Environment News: Fishy Economics

SO, no trawlers longer than 130m will be permitted to operate in Australian waters. The hard line anti-commercial groups would have liked that length threshold to be lower, perhaps 110m. But as we’ve all now read the proponents have come back with a 95m boat option that will take nearly as many small pelagics as the original would have … why should we be surprised?

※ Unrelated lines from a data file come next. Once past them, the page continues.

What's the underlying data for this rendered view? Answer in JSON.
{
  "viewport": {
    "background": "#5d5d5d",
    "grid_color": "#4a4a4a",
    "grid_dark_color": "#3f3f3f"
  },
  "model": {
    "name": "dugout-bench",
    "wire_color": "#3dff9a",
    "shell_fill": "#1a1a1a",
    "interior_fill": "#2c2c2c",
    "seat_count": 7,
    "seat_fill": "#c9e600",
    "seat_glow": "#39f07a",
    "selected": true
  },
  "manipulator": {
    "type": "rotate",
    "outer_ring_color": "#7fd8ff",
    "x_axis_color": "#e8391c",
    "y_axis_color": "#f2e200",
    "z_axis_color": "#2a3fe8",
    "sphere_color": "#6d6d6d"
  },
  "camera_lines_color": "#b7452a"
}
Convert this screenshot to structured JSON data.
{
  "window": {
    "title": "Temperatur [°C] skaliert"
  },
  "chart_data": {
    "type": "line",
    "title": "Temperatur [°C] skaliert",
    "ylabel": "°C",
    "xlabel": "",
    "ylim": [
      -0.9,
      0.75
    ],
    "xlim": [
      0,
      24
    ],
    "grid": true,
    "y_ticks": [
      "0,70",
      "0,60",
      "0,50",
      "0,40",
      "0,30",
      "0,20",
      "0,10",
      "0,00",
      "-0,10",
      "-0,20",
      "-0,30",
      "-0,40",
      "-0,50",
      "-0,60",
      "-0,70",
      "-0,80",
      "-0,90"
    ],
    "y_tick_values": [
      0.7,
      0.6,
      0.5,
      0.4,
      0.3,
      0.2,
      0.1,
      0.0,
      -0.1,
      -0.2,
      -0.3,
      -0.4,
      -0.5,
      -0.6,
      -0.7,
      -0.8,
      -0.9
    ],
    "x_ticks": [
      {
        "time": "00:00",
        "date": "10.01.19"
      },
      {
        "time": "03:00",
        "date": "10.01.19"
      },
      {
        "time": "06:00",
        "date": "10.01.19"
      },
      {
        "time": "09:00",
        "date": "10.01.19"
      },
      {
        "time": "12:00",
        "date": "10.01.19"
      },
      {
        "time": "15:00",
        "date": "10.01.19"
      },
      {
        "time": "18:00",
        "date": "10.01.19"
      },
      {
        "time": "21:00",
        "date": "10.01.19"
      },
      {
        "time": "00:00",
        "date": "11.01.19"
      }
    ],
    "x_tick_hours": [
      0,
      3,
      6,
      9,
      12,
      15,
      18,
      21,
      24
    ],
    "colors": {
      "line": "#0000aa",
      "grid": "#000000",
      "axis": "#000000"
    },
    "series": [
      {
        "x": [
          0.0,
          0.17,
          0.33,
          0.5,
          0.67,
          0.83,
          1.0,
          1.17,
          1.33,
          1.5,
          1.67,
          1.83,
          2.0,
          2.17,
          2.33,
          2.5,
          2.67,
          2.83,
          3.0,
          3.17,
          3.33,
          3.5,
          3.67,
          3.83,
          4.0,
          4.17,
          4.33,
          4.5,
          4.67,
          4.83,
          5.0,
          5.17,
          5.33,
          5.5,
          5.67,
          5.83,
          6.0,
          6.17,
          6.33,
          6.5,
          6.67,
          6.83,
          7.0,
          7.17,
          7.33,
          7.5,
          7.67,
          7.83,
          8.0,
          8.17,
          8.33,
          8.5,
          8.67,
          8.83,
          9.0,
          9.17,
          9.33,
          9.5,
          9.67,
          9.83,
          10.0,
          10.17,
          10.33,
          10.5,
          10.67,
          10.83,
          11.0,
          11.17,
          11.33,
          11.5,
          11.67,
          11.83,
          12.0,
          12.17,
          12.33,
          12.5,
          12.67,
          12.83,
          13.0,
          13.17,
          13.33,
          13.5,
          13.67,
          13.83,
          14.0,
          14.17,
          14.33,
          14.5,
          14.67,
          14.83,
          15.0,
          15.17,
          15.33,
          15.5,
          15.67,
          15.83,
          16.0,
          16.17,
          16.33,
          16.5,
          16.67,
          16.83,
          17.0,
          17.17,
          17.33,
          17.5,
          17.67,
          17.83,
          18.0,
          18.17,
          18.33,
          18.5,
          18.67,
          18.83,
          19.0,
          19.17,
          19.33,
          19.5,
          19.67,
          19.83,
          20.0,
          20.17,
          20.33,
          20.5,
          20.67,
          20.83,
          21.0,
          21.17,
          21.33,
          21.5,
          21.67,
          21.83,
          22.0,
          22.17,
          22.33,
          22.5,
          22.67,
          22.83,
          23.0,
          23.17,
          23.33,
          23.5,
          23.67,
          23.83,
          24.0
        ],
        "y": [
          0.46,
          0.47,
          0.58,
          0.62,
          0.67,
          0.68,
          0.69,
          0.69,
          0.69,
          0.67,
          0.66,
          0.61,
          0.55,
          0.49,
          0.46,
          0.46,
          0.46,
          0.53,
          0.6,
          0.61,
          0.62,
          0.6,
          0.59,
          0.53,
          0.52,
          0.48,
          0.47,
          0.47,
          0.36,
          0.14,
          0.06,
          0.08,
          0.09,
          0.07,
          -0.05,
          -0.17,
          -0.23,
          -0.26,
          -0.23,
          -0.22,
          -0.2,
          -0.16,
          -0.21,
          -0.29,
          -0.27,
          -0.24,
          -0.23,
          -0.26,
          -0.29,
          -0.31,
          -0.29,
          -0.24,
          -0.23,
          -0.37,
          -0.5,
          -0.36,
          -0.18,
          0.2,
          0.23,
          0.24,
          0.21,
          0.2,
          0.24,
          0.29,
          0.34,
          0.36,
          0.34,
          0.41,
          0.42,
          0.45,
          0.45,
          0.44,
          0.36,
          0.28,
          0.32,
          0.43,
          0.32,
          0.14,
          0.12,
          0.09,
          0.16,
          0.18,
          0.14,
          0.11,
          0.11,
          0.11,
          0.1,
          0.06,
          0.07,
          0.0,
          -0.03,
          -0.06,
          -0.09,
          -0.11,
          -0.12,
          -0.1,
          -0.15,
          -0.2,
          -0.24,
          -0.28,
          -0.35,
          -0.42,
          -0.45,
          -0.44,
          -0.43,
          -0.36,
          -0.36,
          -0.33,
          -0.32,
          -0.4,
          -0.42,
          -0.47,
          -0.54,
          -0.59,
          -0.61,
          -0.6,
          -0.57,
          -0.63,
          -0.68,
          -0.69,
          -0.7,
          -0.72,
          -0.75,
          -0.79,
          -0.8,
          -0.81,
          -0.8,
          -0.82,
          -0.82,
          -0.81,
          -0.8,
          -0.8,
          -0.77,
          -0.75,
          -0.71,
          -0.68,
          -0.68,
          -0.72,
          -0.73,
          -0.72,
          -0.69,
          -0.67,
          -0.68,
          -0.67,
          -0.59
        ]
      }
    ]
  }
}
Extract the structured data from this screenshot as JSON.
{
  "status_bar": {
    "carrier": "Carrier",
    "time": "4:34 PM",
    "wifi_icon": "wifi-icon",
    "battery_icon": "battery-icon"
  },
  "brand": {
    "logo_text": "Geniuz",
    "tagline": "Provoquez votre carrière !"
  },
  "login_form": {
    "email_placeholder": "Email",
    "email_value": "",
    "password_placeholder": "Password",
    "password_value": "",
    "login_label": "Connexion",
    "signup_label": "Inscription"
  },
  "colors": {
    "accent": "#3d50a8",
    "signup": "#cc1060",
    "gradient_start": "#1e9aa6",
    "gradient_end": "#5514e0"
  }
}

When the 130m ban was announced, the pro-productivity, pro-industry development lobby came out to condemn the decision and suggest a plot to enact a total ban on commercial fishing in Australia. One economist, writing in a major Australian daily owned by a US ex-Australian citizen suggested that was on the agenda in an attack on the decision, and penned the following:

“Australia ranks 54th in terms of fish catch yet has the third most extensive coastline. Our poor performance owes much to regulatory restraints and, as a result, we are a net importer of fish.”

This proposition is made up of, technically, a totally false conclusion drawn from an essentially true premise, presumably by an economist who’s either unaware of facts or just making something up to support an opinion.

We probably do rank 54th and have the third most extensive coastline … haven’t checked that for a while. But that coastline is largely remote and inaccessible and the waters around it are not particularly rich in fish density when compared to the traditionally fish-rich north Atlantic and central Pacific regions. So being 54th is probably a good position to be in. It means that the regulations supporting sustainable fishing enacted in recent years by AFMA, Western Australia and the Northern Territory, and currently being reviewed in other states, are ensuring that there are fish for the future … unlike the situation in many countries positioned much higher up the fish catch table.

And the second part of the quote is just plain misleading and wrong. Yes, we import 70 per cent of the seafood we consume. It’s in the form of low to medium cost product from South East Asia, Africa, South Africa and New Zealand (basa, barra, farmed prawns, Nile perch, hake, hoki, snapper, flounder etc) which is generally of a good standard and, if you buy a seafood platter in your average club, is probably what you’ll get.

But we export 80 per cent of what we produce (bluefin tuna, rock lobsters, coral trout, tropical snappers etc) because it’s of such high value and quality that it’s basically too expensive for the average Aussie seafood consumer, at least on a day-to-day basis.

Whether you like it or not, that’s about globalisation and successive governments’ encouragement and incentives to exporters. It’s not, as our economist suggests, as a result of unnecessary “regulatory restraints” on the commercial sector.